Jadi, bagaimana kita melakukannya? Lanjutan dari ayat di Mazmur, “Bernyanyilah
bagi-Nya, bermazmurlah bagi-Nya, percakapkanlah segala perbuatan-Nya yang
ajaib!” Dalam perkataan lain, saat kita menyembah dalam ibadah, orang belum
percaya sepatutnya bisa melihat siapa Allah yang sejati. Edmund Clowney
menyebutnya sebagai “Penginjilan yang Doksologis”.
ELEMEN SECARA UMUM, BUKAN RITUAL YANG KAKU
Alkitab tidak memberikan kita sebuah model yang kaku untuk ibadah gereja, tetapi
memberikan kita beberapa elemen penyembahan yang umum seperti pujian, ratapan, pengakuan dosa, proklamasi iman dan pengutusan. Karena itu, kita harus menciptakan “ruang-ruang” dalam ibadah supaya semua elemen tersebut dapat dilakukan untuk membangun orang percaya dan belum percaya.
Untuk merancang ibadah seperti itu, kita harus pertama-tama menganggap bahwa
orang belum percaya akan hadir dalam ibadah. Jemaat gereja harus bisa merasa
nyaman mengajak teman atau tetangganya yang belum percaya untuk mengikuti
ibadah di gerejanya itu.
Berikut ini lima panduan yang harus kita ikuti dan beberapa contoh prakteknya.

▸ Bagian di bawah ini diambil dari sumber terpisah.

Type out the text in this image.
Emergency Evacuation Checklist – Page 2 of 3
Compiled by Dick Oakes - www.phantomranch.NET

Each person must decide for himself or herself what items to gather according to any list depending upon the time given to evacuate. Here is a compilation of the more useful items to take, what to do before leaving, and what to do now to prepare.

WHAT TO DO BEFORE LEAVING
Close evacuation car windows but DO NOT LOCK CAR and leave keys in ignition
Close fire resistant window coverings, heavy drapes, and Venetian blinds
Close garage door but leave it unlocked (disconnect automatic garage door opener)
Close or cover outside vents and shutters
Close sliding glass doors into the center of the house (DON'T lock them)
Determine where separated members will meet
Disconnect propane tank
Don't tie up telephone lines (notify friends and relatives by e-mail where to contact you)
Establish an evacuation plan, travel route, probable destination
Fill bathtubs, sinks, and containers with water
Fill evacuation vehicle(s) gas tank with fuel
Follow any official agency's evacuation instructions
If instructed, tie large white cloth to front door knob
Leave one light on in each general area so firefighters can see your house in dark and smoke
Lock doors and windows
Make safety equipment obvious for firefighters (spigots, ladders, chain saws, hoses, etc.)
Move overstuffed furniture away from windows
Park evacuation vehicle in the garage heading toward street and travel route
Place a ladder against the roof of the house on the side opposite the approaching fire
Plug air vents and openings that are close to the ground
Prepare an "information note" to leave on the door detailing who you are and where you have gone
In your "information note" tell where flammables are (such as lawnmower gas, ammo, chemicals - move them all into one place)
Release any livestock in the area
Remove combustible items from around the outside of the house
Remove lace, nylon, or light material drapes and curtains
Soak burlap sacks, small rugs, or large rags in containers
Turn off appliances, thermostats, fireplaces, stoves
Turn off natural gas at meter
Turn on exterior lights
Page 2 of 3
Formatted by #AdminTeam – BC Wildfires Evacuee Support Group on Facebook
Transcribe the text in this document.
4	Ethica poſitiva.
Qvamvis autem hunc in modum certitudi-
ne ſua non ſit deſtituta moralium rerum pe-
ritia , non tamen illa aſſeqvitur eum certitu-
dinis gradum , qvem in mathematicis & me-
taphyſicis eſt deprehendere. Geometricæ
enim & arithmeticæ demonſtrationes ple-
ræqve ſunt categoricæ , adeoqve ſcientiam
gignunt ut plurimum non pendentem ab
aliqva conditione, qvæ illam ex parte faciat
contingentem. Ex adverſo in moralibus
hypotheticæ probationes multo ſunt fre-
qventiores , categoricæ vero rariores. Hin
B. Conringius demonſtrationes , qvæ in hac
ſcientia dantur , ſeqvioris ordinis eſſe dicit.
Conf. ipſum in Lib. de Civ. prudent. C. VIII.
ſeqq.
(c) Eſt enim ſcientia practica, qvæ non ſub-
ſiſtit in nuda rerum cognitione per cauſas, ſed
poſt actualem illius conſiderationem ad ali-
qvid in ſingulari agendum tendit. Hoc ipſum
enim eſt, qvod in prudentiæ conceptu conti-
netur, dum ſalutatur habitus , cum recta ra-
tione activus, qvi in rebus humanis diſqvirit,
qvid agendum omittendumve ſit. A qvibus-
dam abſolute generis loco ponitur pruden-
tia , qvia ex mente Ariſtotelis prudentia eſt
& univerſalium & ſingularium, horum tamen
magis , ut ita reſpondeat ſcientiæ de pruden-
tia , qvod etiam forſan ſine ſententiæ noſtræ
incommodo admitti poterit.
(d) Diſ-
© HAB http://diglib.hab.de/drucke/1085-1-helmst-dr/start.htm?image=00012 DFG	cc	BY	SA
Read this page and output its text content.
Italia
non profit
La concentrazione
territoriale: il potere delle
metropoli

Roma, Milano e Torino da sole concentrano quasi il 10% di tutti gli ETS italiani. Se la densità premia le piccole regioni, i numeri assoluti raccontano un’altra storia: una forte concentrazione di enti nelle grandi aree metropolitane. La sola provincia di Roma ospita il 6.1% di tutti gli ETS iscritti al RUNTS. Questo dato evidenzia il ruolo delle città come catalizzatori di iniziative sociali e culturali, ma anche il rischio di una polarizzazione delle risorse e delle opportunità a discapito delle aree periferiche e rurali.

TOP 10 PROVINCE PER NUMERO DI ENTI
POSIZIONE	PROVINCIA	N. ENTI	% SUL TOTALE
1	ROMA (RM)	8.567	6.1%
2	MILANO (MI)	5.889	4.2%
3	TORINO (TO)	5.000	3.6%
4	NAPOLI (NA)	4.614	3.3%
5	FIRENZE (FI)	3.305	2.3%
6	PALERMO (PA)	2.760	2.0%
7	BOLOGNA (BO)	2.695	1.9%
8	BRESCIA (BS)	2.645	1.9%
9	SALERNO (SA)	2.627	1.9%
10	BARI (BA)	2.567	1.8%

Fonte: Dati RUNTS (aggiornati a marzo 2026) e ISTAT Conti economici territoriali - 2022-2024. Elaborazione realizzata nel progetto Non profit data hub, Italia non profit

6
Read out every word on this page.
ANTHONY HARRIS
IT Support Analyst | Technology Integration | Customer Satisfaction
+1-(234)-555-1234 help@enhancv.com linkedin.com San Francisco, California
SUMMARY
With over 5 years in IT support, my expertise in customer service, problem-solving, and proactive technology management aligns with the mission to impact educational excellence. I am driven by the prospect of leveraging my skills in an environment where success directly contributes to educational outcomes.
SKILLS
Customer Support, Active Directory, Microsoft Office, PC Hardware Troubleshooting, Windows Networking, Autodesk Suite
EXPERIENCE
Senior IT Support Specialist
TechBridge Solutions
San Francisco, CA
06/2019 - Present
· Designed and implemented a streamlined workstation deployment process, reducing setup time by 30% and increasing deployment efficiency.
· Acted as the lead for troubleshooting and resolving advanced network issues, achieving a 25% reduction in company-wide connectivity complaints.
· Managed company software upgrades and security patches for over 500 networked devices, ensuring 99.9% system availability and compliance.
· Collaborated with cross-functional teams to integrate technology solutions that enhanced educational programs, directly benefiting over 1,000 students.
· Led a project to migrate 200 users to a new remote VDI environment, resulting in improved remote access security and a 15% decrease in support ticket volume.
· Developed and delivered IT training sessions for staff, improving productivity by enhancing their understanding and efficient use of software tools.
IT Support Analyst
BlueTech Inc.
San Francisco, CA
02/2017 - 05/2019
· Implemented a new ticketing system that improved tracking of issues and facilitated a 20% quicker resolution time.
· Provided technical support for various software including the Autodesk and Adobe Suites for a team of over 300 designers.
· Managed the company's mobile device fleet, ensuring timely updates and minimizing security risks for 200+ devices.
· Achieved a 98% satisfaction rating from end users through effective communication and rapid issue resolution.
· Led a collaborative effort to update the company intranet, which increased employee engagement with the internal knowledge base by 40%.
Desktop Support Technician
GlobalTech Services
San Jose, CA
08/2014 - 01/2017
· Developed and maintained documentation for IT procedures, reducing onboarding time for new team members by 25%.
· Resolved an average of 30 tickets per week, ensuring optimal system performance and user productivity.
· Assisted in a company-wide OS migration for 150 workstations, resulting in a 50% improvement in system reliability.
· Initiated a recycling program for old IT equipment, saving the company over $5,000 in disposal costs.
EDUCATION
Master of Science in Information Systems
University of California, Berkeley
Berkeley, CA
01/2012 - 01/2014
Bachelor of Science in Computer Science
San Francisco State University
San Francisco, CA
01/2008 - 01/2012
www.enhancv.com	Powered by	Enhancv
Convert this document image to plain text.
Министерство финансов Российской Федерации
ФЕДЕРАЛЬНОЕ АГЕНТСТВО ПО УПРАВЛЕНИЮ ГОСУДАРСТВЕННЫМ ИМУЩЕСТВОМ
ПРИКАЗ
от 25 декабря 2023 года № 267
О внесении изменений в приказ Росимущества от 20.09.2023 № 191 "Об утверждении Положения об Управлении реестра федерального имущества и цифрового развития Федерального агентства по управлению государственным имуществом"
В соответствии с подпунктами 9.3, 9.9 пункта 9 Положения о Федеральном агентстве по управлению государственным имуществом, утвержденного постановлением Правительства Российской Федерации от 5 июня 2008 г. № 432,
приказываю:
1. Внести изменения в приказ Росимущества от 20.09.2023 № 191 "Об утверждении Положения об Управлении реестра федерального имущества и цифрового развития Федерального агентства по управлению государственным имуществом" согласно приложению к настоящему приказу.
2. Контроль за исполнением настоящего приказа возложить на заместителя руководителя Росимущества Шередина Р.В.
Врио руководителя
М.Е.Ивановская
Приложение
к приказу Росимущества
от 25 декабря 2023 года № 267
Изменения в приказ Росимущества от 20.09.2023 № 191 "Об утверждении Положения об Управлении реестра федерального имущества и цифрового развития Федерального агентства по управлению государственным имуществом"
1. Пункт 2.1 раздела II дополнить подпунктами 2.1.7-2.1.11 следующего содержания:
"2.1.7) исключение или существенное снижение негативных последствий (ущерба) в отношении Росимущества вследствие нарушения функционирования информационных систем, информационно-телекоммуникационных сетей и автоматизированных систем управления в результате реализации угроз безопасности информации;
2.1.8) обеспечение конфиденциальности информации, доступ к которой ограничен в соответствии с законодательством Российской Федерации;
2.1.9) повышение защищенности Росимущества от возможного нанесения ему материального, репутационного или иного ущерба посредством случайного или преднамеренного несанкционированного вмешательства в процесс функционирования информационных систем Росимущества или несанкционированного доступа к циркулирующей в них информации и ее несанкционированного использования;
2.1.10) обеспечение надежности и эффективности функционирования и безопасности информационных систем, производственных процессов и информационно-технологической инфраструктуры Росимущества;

PANDUAN 1: BAHASA KITA HARUS BISA DIPAHAMI
Barangkali, hal ini yang paling menyulitkan bagi gereja di tengah masyarakat yang
tidak terlalu mengenal kekristenan. Pada masa lalu, budaya Kristen begitu kuat
mempengaruhi masyarakat di barat sehingga banyak kosakata Kristen bisa
dipahami tanpa perlu dijelaskan.
Saya teringat pernah mengajak rekan yang bukan Kristen ke ibadah gereja di
kampus. Waktu itu, saya juga baru menjadi orang Kristen. Dalam ibadah itu,
rohaniwan di depan berkata, “Darah Sang Anak Domba telah tercurah bagimu untuk
melunasi dosamu. Sekarang waktunya untuk mengambil keputusan bagi Kristus.”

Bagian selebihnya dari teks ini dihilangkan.